API keys are an authentication method which allow direct access to the API without having to first obtain an OAuth2 access token. API keys are not used to generate access tokens but they can be passed directly to any back-end service endpoint which does accept access tokens.

About API keys#

When using API keys, keep in the mind the following considerations:

  • API keys are comprised of an API key ID and a secret (not an Access Key and Secret Key)

  • Multiple API keys can be created. Creating another API key doesn’t revoke other keys like user access keys do.

  • API keys are restricted to a particular namespace. The namespace can be any organization, application, workspace or user group namespace. Users of the API key have access only to resources within the particular namespace.

  • Multiple API keys for the same namespace can be created. In fact, this is encouraged. API keys are intended to be used with third party services. If you want to give API keys to two different services, then it is recommended that you generate two different API keys and and give one to each service. Using that approach, if you want to revoke access to one of the services and not the other, you can simply revoke the API key given to a particular service and no other services will be affected.

  • API keys can be created with an expiry date. If so, the API key will become invalid at the date and time specified. The expiry date-time cannot be modified once the API key is created.

  • API keys can be revoked at any time, preventing any further use. API keys can be revoked whether or not they have an expiry date set.

  • A platform application is not required (like user access keys), but access to at least one namespace is required.

Obtaining API keys#

To obtain your API keys, do the following:

  1. You need to first access your user profile page. Go directly to the user profile page using this link: .

    image

  1. In the Authenticator & Access panel, click API keys which will take you to the Account setting page.

    image

  2. On the Account setting page, in the API Keys pane, click the button Generate New API Key. Note that previously created API keys will not be revoked.
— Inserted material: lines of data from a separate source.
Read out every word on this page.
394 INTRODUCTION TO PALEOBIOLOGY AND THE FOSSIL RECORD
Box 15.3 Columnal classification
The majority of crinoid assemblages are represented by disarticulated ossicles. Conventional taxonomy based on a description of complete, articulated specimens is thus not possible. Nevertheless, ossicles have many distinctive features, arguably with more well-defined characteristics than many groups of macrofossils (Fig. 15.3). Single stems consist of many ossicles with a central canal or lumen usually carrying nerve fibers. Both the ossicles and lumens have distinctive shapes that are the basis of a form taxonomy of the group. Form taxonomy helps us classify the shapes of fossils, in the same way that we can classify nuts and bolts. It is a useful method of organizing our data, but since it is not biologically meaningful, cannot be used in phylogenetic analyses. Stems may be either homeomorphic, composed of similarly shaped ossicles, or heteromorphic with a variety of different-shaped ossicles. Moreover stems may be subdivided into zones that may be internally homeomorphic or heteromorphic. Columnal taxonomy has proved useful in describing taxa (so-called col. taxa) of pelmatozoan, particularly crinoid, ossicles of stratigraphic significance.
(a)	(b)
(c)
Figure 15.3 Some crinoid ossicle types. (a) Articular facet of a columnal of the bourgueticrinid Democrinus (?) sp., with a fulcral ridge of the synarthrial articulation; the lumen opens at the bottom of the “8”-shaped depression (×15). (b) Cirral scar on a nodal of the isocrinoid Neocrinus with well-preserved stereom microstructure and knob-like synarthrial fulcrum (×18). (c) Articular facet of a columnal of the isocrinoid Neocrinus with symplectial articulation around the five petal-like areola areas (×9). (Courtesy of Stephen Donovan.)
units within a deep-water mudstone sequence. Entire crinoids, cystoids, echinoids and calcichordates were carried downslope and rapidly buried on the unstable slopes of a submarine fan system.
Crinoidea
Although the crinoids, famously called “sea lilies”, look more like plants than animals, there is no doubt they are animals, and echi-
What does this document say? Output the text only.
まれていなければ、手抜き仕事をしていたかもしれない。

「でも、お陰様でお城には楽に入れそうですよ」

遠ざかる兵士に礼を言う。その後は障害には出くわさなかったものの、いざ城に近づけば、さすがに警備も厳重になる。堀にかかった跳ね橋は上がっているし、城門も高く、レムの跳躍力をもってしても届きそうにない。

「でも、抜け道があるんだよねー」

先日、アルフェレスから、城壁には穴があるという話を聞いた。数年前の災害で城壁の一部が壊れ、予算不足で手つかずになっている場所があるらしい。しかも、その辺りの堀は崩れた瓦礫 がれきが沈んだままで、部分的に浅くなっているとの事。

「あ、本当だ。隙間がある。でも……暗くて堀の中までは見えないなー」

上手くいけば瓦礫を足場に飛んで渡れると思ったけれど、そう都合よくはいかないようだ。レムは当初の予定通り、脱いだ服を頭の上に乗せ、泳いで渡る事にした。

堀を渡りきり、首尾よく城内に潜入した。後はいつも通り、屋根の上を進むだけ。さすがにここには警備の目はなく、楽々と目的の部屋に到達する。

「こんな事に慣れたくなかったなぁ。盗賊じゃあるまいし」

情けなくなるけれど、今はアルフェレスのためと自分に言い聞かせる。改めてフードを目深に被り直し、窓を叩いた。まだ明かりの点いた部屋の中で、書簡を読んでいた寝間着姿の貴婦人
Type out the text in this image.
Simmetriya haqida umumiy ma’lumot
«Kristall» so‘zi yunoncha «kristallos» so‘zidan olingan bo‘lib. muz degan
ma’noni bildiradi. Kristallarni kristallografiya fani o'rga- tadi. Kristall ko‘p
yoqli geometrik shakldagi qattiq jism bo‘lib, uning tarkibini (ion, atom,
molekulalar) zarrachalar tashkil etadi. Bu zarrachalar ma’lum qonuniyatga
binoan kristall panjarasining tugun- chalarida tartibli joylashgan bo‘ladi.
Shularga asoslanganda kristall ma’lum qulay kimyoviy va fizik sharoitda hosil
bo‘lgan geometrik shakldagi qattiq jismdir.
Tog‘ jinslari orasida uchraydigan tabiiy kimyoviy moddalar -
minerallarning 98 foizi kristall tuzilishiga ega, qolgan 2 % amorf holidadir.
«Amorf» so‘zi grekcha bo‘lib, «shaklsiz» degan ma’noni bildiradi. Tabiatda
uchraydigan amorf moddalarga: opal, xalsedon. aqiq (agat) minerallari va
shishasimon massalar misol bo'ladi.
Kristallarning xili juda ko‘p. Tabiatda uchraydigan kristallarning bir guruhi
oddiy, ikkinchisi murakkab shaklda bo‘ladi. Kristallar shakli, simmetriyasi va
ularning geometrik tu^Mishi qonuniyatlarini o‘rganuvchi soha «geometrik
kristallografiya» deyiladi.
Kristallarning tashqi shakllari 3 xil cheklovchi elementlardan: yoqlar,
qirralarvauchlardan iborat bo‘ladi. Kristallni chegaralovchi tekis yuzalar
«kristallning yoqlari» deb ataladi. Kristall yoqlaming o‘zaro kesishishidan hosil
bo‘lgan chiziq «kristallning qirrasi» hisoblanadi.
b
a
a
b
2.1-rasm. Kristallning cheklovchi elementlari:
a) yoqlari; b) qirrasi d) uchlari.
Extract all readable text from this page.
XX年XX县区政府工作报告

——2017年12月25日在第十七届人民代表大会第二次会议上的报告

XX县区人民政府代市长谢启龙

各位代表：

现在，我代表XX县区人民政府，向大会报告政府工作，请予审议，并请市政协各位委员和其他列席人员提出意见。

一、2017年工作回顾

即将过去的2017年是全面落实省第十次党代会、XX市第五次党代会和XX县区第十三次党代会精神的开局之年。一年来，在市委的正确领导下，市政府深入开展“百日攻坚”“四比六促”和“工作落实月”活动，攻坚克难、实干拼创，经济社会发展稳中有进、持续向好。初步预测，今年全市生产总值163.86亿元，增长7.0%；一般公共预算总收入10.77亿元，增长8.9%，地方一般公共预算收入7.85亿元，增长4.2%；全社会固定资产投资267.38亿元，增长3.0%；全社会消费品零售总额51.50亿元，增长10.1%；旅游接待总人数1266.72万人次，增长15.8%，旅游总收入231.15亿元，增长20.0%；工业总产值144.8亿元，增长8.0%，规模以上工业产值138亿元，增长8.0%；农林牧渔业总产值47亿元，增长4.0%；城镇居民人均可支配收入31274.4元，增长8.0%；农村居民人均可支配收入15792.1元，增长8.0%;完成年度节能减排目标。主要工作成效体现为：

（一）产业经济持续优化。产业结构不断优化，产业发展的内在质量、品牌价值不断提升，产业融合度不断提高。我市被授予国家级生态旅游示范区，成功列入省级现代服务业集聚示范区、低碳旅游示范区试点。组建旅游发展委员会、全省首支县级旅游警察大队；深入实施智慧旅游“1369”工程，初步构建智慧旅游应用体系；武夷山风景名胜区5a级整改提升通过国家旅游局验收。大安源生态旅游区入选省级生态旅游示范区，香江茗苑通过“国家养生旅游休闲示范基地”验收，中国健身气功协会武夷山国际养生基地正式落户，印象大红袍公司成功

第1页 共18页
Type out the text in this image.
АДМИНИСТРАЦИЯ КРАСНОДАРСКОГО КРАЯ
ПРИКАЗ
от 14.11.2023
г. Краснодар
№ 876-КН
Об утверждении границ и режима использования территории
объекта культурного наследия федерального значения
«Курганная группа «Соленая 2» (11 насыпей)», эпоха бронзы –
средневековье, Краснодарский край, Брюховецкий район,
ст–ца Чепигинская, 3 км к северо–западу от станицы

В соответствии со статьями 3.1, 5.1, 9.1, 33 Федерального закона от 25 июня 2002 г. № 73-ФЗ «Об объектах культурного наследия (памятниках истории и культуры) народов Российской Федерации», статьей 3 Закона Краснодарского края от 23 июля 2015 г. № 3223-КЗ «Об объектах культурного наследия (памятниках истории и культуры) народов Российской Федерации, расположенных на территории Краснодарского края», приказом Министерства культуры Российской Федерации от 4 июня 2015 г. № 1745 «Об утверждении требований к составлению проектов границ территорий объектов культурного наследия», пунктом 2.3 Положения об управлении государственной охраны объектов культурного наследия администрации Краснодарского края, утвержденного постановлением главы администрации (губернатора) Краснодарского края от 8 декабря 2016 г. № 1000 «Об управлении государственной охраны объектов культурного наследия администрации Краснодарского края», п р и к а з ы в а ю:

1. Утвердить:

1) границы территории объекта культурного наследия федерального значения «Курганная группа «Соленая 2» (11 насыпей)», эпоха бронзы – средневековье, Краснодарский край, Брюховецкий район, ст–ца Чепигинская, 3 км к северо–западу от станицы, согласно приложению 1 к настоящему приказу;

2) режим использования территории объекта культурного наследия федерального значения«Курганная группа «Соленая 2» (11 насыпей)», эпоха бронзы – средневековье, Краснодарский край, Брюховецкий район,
  3. In the API keys dialog box, enter information in the Name field. In the Namespace box, select a namespace from the drop-down list. If an expiry date is required, enter that information in the Expiry Date box. When done, click Generate to produce the new API keys.

    image

  4. The newly generated API keys will now be displayed, listed in the API Key ID and Secret fields. Copy this information and store in a safe place.

    image

Additional notes on API keys#

Points to consider#

API keys will only have the same level of access as the user who created the API keys. This level of access applies to the namespace for which the API key was created.

Note: Namespaces are not nested or hierarchical. For example, granting access to an application namespace does not grant access to workspace namespaces, even though the workspace is within the application.

Some Passport Service resources behave differently. The special rules for them are listed below.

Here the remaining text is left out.